Look at the attached graphic.

I'm trying to keep this as simple as possible.

Basically I want to have multiple admins(or superusers) who own regular users who own sites.

  • Admins can give regular users permission or role to a website.
  • Admins can see and edit all sites of the users they own.
  • Users can only see & edit their own sites. (based on the role).
  • One site can be managed by multiple users.

I don't know if I should have permissions table with multiple rows for each role so one user can have many rows for each role or maybe use an array in one row only… Idk. I'm stuck there.

What's the best way to do this simply?

P.S: I know the graphic has User2 under site1 and site2 but I don't need it that complex. Same users for same site but different roles is sufficient.
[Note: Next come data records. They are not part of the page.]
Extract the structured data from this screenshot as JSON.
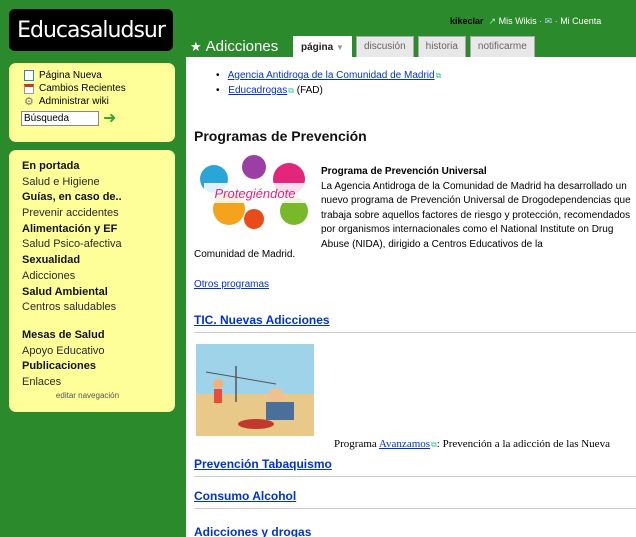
{
  "logo": "Educasaludsur",
  "tools": [
    {
      "label": "Página Nueva",
      "icon": "new-page-icon",
      "color": "#3a7bd5"
    },
    {
      "label": "Cambios Recientes",
      "icon": "calendar-icon",
      "color": "#c0392b"
    },
    {
      "label": "Administrar wiki",
      "icon": "gear-icon",
      "color": "#888888"
    }
  ],
  "search": {
    "placeholder": "Búsqueda"
  },
  "nav": [
    {
      "label": "En portada",
      "bold": true
    },
    {
      "label": "Salud e Higiene",
      "bold": false
    },
    {
      "label": "Guías, en caso de..",
      "bold": true
    },
    {
      "label": "Prevenir accidentes",
      "bold": false
    },
    {
      "label": "Alimentación y EF",
      "bold": true
    },
    {
      "label": "Salud Psico-afectiva",
      "bold": false
    },
    {
      "label": "Sexualidad",
      "bold": true
    },
    {
      "label": "Adicciones",
      "bold": false
    },
    {
      "label": "Salud Ambiental",
      "bold": true
    },
    {
      "label": "Centros saludables",
      "bold": false
    },
    {
      "label": "Mesas de Salud",
      "bold": true
    },
    {
      "label": "Apoyo Educativo",
      "bold": false
    },
    {
      "label": "Publicaciones",
      "bold": true
    },
    {
      "label": "Enlaces",
      "bold": false
    }
  ],
  "edit_nav": "editar navegación",
  "userbar": {
    "user": "kikeclar",
    "wikis": "Mis Wikis",
    "account": "Mi Cuenta"
  },
  "page_title": "Adicciones",
  "tabs": [
    "página",
    "discusión",
    "historia",
    "notificarme"
  ],
  "links": [
    {
      "text": "Agencia Antidroga de la Comunidad de Madrid",
      "suffix": ""
    },
    {
      "text": "Educadrogas",
      "suffix": "(FAD)"
    }
  ],
  "sections": {
    "prevencion": "Programas de Prevención",
    "tic": "TIC. Nuevas Adicciones",
    "tabaco": "Prevención Tabaquismo",
    "alcohol": "Consumo Alcohol",
    "drogas": "Adicciones y drogas"
  },
  "programa": {
    "title": "Programa de Prevención Universal",
    "body": "La Agencia Antidroga de la Comunidad de Madrid ha desarrollado un nuevo programa de Prevención Universal de Drogodependencias que trabaja sobre aquellos factores de riesgo y protección, recomendados por organismos internacionales como el National Institute on Drug Abuse (NIDA), dirigido a Centros Educativos de la",
    "tail": "Comunidad de Madrid.",
    "image_text": "Protegiéndote"
  },
  "otros_programas": "Otros programas",
  "avanzamos": {
    "prefix": "Programa",
    "link": "Avanzamos",
    "suffix": ": Prevención a la adicción de las Nueva"
  }
}
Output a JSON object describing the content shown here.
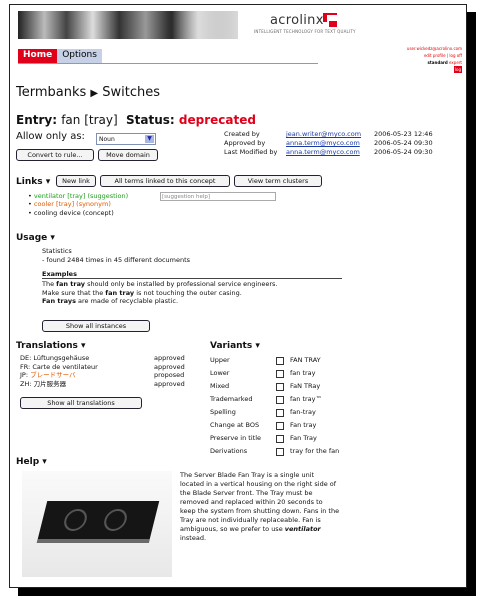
{
  "header": {
    "logo_text": "acrolinx",
    "logo_tagline": "INTELLIGENT TECHNOLOGY FOR TEXT QUALITY",
    "brand_color": "#e0001a"
  },
  "nav": {
    "home": "Home",
    "options": "Options"
  },
  "user": {
    "email": "user.wickedz@acrolinx.com",
    "profile": "edit profile | log off",
    "role": "standard",
    "role_extra": "expert",
    "logout": "log"
  },
  "breadcrumb": {
    "root": "Termbanks",
    "arrow": "▶",
    "current": "Switches"
  },
  "entry": {
    "label": "Entry:",
    "term": "fan [tray]",
    "status_label": "Status:",
    "status": "deprecated",
    "allow_label": "Allow only as:",
    "allow_value": "Noun",
    "convert_button": "Convert to rule...",
    "move_button": "Move domain"
  },
  "meta": [
    {
      "key": "Created by",
      "user": "jean.writer@myco.com",
      "date": "2006-05-23 12:46"
    },
    {
      "key": "Approved by",
      "user": "anna.term@myco.com",
      "date": "2006-05-24 09:30"
    },
    {
      "key": "Last Modified by",
      "user": "anna.term@myco.com",
      "date": "2006-05-24 09:30"
    }
  ],
  "links": {
    "title": "Links ▾",
    "new_link": "New link",
    "all_terms": "All terms linked to this concept",
    "view_clusters": "View term clusters",
    "items": [
      "ventilator [tray] (suggestion)",
      "cooler [tray] (synonym)",
      "cooling device (concept)"
    ],
    "suggestion_placeholder": "[suggestion help]"
  },
  "usage": {
    "title": "Usage ▾",
    "stats_label": "Statistics",
    "stats": "- found 2484 times in 45 different documents",
    "examples_title": "Examples",
    "examples": [
      {
        "pre": "The ",
        "bold": "fan tray",
        "post": " should only be installed by professional service engineers."
      },
      {
        "pre": "Make sure that the ",
        "bold": "fan tray",
        "post": " is not touching the outer casing."
      },
      {
        "pre": "",
        "bold": "Fan trays",
        "post": " are made of recyclable plastic."
      }
    ],
    "show_all": "Show all instances"
  },
  "translations": {
    "title": "Translations ▾",
    "items": [
      {
        "lang": "DE:",
        "term": "Lüftungsgehäuse",
        "status": "approved"
      },
      {
        "lang": "FR:",
        "term": "Carte de ventilateur",
        "status": "approved"
      },
      {
        "lang": "JP:",
        "term": "ブレードサーバ",
        "status": "proposed"
      },
      {
        "lang": "ZH:",
        "term": "刀片服务器",
        "status": "approved"
      }
    ],
    "show_all": "Show all translations"
  },
  "variants": {
    "title": "Variants ▾",
    "items": [
      {
        "key": "Upper",
        "value": "FAN TRAY"
      },
      {
        "key": "Lower",
        "value": "fan tray"
      },
      {
        "key": "Mixed",
        "value": "FaN TRay"
      },
      {
        "key": "Trademarked",
        "value": "fan tray™"
      },
      {
        "key": "Spelling",
        "value": "fan-tray"
      },
      {
        "key": "Change at BOS",
        "value": "Fan tray"
      },
      {
        "key": "Preserve in title",
        "value": "Fan Tray"
      },
      {
        "key": "Derivations",
        "value": "tray for the fan"
      }
    ]
  },
  "help": {
    "title": "Help ▾",
    "text_pre": "The Server Blade Fan Tray is a single unit located in a vertical housing on the right side of the Blade Server front. The Tray must be removed and replaced within 20 seconds to keep the system from shutting down. Fans in the Tray are not individually replaceable. Fan is ambiguous, so we prefer to use ",
    "text_em": "ventilator",
    "text_post": " instead."
  }
}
No need for 1 regular user to edit 2 sites.

enter image description here

Best Answer

The simplest structure would be a PERMISSIONS table like this:

create table PERMISSIONS
( Site_ID int
, User_ID int
, Role char(1)
, primary key (Site_ID, User_ID, Role) -- scenario 1
-- OR:
, primary key (Site_ID, User_ID) -- scenario 2
) 

Use values for Role such as:

  • A = Administrator
  • P = Publisher
  • E = Editor

How many rows you need depends on how your code interprets the data. You could have very simple code which interprets each permission strictly at face value. To do an administrative task, the user would need an 'A' permission. To do a publishing task, they would need a 'P' permission, etc. In this case an administrator would need three records per site (one each of A, P, E). Similarly publishers would need two records per site and editors only one. There is a risk in this approach that data consistency errors could creep in, like someone could be a publisher, but not an editor (by virtue of the 'E' record being missing).

Alternatively, you could make your code more complex, in which case each user only needs one permission record per site. In this scenario, administrative tasks require an 'A' permission, publishing requires an 'A' or a 'P' and editing requires 'A', 'P', or 'E'. The advantage of this approach is that there is less data to maintain and you won't have inconsistencies.

Note too that you do not need to have the Users.Parent column. If an administrator has an 'A' permission for a site, that automatically gives them control of all of the users for that site.